Issue #97 – Target Conditioned Sampling: Optimising Data Selection for Multilingual Neural Machine Translation

NMT 97 Target Conditioned Sampling Optimising Data Selection for Multilingual Neural Machine Translation

Issue #97 – Target Conditioned Sampling: Optimising Data Selection for Multilingual Neural Machine Translation

Author: Dr. Chao-Hong Liu, Machine Translation Scientist @ Iconic

Introduction

It is known that neural machine translation (NMT) is particularly tricky in the case of low-resource languages. Thus, it is not surprising that researchers are actively investigating how to improve the performance on NMT systems for low-resource languages and many approaches are currently being explored. In issue #88 of our blog we reviewed a method to use pre-trained models, i.e. auto-encoders trained to re-construct texts from deliberately corrupted texts, for multilingual NMT. We also reviewed an unsupervised parallel sentence extraction method for NMT in issue #94. Another approach that has shown good results in the past is to take advantage of closely related languages. In this way, a low-resource language pair can benefit from high-resource language pairs Neubig and Hu (2018). In this post, we review a method proposed by Wang and Neubig (2019), to further improve the performance by selecting proper data “from other auxiliary languages” for NMT training.

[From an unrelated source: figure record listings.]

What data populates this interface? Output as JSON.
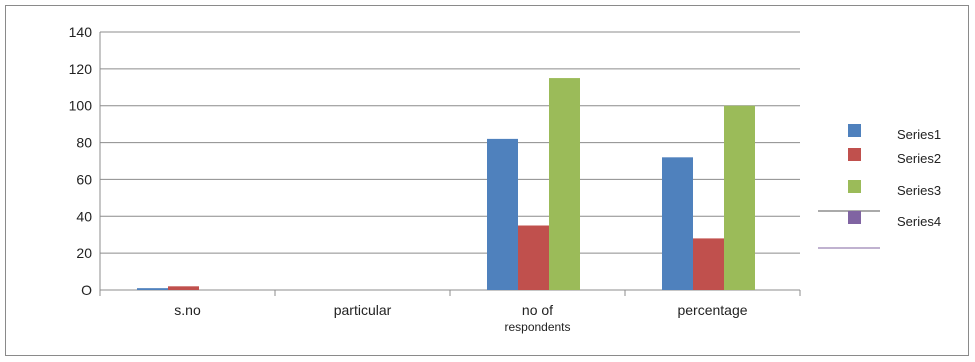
{
  "chart_data": {
    "type": "bar",
    "categories": [
      "s.no",
      "particular",
      "no of respondents",
      "percentage"
    ],
    "category_lines": [
      [
        "s.no"
      ],
      [
        "particular"
      ],
      [
        "no of",
        "respondents"
      ],
      [
        "percentage"
      ]
    ],
    "series": [
      {
        "name": "Series1",
        "color": "#4f81bd",
        "values": [
          1,
          0,
          82,
          72
        ]
      },
      {
        "name": "Series2",
        "color": "#c0504d",
        "values": [
          2,
          0,
          35,
          28
        ]
      },
      {
        "name": "Series3",
        "color": "#9bbb59",
        "values": [
          0,
          0,
          115,
          100
        ]
      },
      {
        "name": "Series4",
        "color": "#8064a2",
        "values": [
          0,
          0,
          0,
          0
        ]
      }
    ],
    "ylim": [
      0,
      140
    ],
    "yticks": [
      0,
      20,
      40,
      60,
      80,
      100,
      120,
      140
    ],
    "ytick_labels": [
      "O",
      "20",
      "40",
      "60",
      "80",
      "100",
      "120",
      "140"
    ],
    "grid": true,
    "legend_position": "right",
    "title": "",
    "xlabel": "",
    "ylabel": ""
  }
}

Target Conditioned Sampling

Wang and Neubig (2019) expands the work done by Neubig and Hu (2018), which tried to leverage data from closely related languages. The idea of the “Target Conditioned Sampling” (TCS) algorithm is to select sentence pairs directly from auxiliary languages, rather than using the data from one closely related language or the whole corpus of many languages. The resulting NMT system of a low-resource language pair is trained by adapting an NMT system built with selected data, as described in Neubig and Hu (2018). The TCS algorithm determines which new source-target sentence pairs from other languages could be added to the training data. It works as follows.

    1. Choose a target sentence y from “the union of al2l extra data”, based on a distribution Q(Y), which is uniform distribution in the experiment.
    2. Gather all (x_i, y) pairs, given the selected sentence y, and calculate their similarity sim(x_i, s), which is the probability that x_i is a sentence in source sentences s.
    3. Select an x_i to form a pair (x_i, y) based on Q(X|y), which is the probability of a source sentence x that is likely to be a translation of the target sentence y.

The similarity scores are defined in two levels: language level and sentence level. Similarity in the language level can be seen as a means to collect the parallel sentence pairs from data of related languages.

Experiments and Results

The authors used the 58-language-to-English TED dataset, Qi et al. (2018). The experiments built NMT systems to translate to English, from languages Azerbaijani, Belarusian, Galician, and Slovak. There are three baseline systems. “Bi” is the approach used in Neubig and Hu (2018), where each of the low-resource languages is paired with its corresponding higher-resource language. “All” indicates that the model is trained on all 58 languages. The “copied” is the approach proposed by Currey et al. (2017), where all English sentences on the target side are copied into the source side. There are two handlings of the TCS algorithm. TCS-D is a “simplified” deterministic strategy, from TCS-S where the degree of diversity is set to 0. The results shown in Fig. 1 indicate that there is about a 2-point improvement on BLEU for the tested languages.

BLEU score results

In summary

In this post we reviewed the target conditioned sampling (TCS) algorithm to optimise data selection for multilingual NMT. The approach is an extension to the work by Neubig and Hu (2018), where performance of low-resource NMT is improved by taking advantage of pre-trained models of “related” higher-resource languages. The idea is that we break the corpora into units of sentence pairs and consider which of them are to be used for training. The results showed that it can further improve the performance given the same resources used for training.

There are some aspects we could look into to improve the approach. Q(Y) can definitely be replaced with a distribution that considers the similarities among target sentences. A possible combination of similarities on both language level and sentence level might be interesting. Different similarity measures might also help improve the results. Lastly, it would be great to see the results on more language pairs, and it will be very interesting to see an analysis (and evidence) that shows sentence pairs selected from lesser-related languages also help low-resource NMT.